1. ホーム
  2. 物理科学科
  3. 物理科学科主任メッセージ

物理科学科主任メッセージ

物理科学科の特徴理工学部 物理科学科主任予定 三井 敏之

物理学は自然現象の根底的な理解を目指す学問です。スケールは広大な宇宙のブラックホールから、原子分子の相互作用まで、非常に幅広く、またマクロなものとしては、超伝導や半導体の創生など、非常に多岐にわたります。これらの根底となる物理の法則は、今も昔も変わりませんが、最近ではサイエンス全体において、研究手法が変わりました。ビックデータやAI、そしてIoTなどの技術革新によるものです。物理のフィールドでもそれらを用いるための最適プログラムや実験装置の開発がすすみ、その恩恵を受け、物理の領域は、地震などの地学、生命遺伝子を探求する生物にまで及ぶようになりました。そこで私たちは、これらの最先端のスキルにも磨きをかけるための教育が必要と考え、これらを重視したカリキュラムを整えました。それが「物理科学科」です。

「物理科学科」という名称からも、物理だけにこだわらない科学と考えていただいてよいと思います。カリキュラムとしては、早期、最先端の研究に必要なスキルとして、プログラミング、データサイエンス、そのための統計解析、装置開発のための回路設計などを、演習や実験実習を通して習得します。これは、皆さんのキャリア教育の一環でもあります。物理が様々な研究領域に手を伸ばすように、「物理科学科」で学ぶ皆さんには、将来キャリアで多くの選択肢が得られるようにと、カリキュラムを考えました。
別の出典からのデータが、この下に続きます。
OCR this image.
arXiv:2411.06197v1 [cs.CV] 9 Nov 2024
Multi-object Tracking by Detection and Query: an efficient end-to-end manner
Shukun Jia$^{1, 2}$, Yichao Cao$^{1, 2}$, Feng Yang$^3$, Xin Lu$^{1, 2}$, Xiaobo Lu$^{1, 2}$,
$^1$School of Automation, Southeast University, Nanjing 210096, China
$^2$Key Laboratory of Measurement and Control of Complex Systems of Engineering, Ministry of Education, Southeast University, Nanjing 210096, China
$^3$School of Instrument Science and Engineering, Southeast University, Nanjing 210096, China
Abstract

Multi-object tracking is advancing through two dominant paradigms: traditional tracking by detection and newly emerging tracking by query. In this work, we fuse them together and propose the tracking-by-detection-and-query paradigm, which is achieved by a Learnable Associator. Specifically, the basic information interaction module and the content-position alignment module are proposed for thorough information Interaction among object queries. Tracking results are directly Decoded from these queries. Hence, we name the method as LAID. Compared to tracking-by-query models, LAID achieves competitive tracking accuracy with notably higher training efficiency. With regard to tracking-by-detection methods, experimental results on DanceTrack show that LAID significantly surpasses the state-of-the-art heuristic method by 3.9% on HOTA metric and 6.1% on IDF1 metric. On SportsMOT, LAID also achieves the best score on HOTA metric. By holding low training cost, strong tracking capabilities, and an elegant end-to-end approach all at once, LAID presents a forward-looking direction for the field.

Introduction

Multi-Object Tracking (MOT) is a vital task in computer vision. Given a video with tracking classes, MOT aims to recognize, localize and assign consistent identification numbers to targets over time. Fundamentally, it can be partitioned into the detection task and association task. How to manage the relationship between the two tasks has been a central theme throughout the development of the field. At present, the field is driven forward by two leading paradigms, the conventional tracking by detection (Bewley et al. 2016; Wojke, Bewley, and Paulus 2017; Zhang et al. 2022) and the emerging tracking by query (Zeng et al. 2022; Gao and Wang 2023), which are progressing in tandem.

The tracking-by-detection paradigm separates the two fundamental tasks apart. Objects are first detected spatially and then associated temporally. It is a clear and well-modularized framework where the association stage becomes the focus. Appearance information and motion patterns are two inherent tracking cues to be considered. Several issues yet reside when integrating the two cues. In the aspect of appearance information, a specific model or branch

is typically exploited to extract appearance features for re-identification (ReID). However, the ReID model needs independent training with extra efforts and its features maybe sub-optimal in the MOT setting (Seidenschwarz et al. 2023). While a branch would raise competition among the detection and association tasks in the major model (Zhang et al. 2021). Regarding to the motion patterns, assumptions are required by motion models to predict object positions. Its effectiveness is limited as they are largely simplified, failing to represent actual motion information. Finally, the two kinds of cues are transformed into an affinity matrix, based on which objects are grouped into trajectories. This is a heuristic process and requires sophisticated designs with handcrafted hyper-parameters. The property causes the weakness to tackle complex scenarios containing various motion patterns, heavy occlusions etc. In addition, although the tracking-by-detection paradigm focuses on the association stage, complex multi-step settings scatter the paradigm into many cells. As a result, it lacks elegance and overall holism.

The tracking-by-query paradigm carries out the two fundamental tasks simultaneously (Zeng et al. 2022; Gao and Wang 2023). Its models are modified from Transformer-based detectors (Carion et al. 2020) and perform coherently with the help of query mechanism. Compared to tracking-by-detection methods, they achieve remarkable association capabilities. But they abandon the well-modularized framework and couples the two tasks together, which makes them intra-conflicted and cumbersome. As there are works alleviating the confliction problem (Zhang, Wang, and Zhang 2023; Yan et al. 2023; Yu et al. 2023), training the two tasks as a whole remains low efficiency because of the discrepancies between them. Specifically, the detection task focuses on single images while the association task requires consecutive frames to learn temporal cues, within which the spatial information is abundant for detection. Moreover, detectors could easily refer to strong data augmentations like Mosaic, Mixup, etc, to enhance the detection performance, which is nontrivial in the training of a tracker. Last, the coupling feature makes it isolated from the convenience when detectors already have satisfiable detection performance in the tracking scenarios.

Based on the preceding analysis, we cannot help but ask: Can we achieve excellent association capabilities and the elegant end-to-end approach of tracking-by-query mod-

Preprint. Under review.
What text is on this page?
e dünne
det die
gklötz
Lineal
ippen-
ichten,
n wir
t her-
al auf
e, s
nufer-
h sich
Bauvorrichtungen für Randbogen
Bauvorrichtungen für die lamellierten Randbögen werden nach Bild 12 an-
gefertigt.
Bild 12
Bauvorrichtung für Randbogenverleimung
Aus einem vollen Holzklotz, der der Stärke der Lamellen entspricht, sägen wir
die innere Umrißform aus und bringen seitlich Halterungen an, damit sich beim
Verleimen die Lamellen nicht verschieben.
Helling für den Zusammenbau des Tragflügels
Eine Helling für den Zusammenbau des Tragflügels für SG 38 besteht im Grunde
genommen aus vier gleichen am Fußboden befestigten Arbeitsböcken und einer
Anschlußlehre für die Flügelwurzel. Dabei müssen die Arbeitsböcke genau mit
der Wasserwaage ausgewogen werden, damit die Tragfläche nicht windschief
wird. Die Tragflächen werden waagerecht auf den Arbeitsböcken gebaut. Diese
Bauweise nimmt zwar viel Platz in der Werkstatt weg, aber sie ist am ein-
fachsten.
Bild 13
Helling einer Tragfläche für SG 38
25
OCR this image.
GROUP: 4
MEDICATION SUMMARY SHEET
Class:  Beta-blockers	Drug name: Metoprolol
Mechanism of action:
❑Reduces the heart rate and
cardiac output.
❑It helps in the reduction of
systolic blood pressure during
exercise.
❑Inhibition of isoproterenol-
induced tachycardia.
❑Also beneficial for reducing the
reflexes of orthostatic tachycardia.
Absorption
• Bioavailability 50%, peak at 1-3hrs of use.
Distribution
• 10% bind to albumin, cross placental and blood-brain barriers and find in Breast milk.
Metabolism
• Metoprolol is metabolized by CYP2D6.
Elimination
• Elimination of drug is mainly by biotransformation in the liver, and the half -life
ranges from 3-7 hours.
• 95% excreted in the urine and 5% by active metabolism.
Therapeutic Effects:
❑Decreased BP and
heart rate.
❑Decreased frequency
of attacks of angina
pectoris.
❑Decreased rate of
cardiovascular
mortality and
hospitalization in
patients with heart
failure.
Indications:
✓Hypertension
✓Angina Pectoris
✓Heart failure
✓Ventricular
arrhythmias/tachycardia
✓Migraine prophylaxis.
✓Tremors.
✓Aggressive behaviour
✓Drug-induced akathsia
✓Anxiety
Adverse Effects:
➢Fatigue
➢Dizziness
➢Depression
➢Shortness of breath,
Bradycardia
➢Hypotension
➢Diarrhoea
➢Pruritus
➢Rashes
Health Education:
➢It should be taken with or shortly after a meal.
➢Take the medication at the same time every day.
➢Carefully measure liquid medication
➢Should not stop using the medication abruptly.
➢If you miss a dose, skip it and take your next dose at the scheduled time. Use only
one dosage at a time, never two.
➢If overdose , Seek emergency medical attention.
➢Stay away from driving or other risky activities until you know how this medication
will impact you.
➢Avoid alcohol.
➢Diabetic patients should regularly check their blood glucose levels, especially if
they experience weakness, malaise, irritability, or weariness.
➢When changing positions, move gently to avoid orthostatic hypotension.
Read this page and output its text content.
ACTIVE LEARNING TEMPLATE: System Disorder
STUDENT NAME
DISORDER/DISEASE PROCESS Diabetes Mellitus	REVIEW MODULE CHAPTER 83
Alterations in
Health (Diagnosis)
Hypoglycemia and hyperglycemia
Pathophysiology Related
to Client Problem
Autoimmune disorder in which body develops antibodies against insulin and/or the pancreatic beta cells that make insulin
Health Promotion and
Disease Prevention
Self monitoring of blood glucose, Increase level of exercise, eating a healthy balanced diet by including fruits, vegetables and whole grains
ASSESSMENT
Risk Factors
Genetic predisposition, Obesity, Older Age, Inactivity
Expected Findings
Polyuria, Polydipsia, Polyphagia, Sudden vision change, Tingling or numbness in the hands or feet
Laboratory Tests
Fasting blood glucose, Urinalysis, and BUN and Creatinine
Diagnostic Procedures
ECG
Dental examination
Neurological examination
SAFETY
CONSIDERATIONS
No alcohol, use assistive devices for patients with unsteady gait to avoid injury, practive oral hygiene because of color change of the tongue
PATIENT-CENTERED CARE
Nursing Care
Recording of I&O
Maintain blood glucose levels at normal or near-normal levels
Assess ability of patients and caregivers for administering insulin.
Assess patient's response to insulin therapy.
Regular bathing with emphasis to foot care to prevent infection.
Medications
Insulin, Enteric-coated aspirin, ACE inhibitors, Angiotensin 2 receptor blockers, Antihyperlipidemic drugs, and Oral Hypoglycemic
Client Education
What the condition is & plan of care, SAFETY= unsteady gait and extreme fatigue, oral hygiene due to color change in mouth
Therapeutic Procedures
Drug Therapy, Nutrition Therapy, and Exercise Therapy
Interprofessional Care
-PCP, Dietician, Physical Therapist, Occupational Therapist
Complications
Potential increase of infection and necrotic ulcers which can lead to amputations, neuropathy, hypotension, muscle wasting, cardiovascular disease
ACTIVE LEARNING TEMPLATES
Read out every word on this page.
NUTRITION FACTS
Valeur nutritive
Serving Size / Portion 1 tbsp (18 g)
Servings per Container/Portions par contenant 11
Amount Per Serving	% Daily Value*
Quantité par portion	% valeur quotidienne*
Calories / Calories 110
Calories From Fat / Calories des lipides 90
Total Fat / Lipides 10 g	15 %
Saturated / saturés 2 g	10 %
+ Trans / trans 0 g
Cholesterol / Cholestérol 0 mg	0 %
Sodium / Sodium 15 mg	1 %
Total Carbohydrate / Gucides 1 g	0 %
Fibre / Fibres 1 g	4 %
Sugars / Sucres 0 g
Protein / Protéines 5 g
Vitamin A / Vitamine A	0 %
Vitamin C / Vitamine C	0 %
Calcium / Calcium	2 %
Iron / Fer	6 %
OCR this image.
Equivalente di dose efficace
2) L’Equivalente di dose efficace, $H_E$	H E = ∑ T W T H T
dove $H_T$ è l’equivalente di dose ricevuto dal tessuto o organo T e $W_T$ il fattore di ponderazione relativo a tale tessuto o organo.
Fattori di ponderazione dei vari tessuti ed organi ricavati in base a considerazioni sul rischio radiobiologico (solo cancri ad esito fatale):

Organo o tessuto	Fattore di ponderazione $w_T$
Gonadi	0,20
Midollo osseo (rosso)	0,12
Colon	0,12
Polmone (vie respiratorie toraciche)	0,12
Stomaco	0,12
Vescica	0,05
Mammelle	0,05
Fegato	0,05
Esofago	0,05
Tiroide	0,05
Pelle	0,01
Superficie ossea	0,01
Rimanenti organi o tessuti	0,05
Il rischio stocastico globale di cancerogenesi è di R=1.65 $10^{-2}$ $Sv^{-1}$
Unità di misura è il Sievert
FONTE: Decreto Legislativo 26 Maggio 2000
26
さらに、ビックデータやAI、それ以前のトランジスタの発明からコンピュータの構築、インターネットの黎明期、これらの発展には物理学、物理学者が大きく貢献してきました。皆さんにはキャリアとしてまずは物理、しかしそれだけにこだわらず、研究開発、最先端のAI、ソサイエティ5.0の発展に貢献してほしいと思います。

物理科学科が育成したい人物像

論理的な思考や、数値による定量的な判断、つまりデータサイエンティストとしての技能は、物理学ではレポートを書いているうちに身に付きます。プレゼンも2年次より行われ、コミュニケーション能力にも磨きをかけられます。新しい「物理科学科」では、それに加えて、幅広いスキルを身に付け、それに磨きをかけた人材を養成します。いま最先端である技術が、いつ他の技術やスキルにとって代われるか分かりません。5年後、10年後、20年後を考え、スキルの原理を理解し、数々のスキルを習得し、慣れていくことによって、皆さんは無敵な存在になれると思います。

物理科学科 卒業後の進路

大学院への進学がやはり多く、物理、理科の教員を選ぶ学生もいます。一般企業については、電機メーカー、自動車メーカーなどの製造業や、IT企業にシステムエンジニアやプログラマーとして就職する学生が多いです。最近、金融業界などにおいて、理系人材へのニーズが高まっていることから、金融やコンサルタントを選択する学生も増えています。新しい学科を新設するにあたり、ぜひ皆さんには世界を創造する、研究者、開発者になっていただきたいと思います。

高校生の皆さんへのメッセージ

私が高校生の時は、大学に入ってからキャリアを考える、そんな時代でした。でも今は違い、あらかじめ進路を想定して大学に入る人が多くなっています。しかし、物理科学科においては、入学後、多くのスキルを習得すれば、そこで改めてキャリアの選択について考えることができると考えています。ただし、実験レポートの作成、物理学の勉強、そしてスキルの習得と、キャンパスライフは決して暇ではありません。しかしそこで費やす多くの時間は、皆さんの3年後、あるいは10年後と、将来への投資と考えてください。いま受験で忙しいと思います。無理のし過ぎはいけませんが、自分を引き出すためには最大限の努力が必要です。がんばって下さい。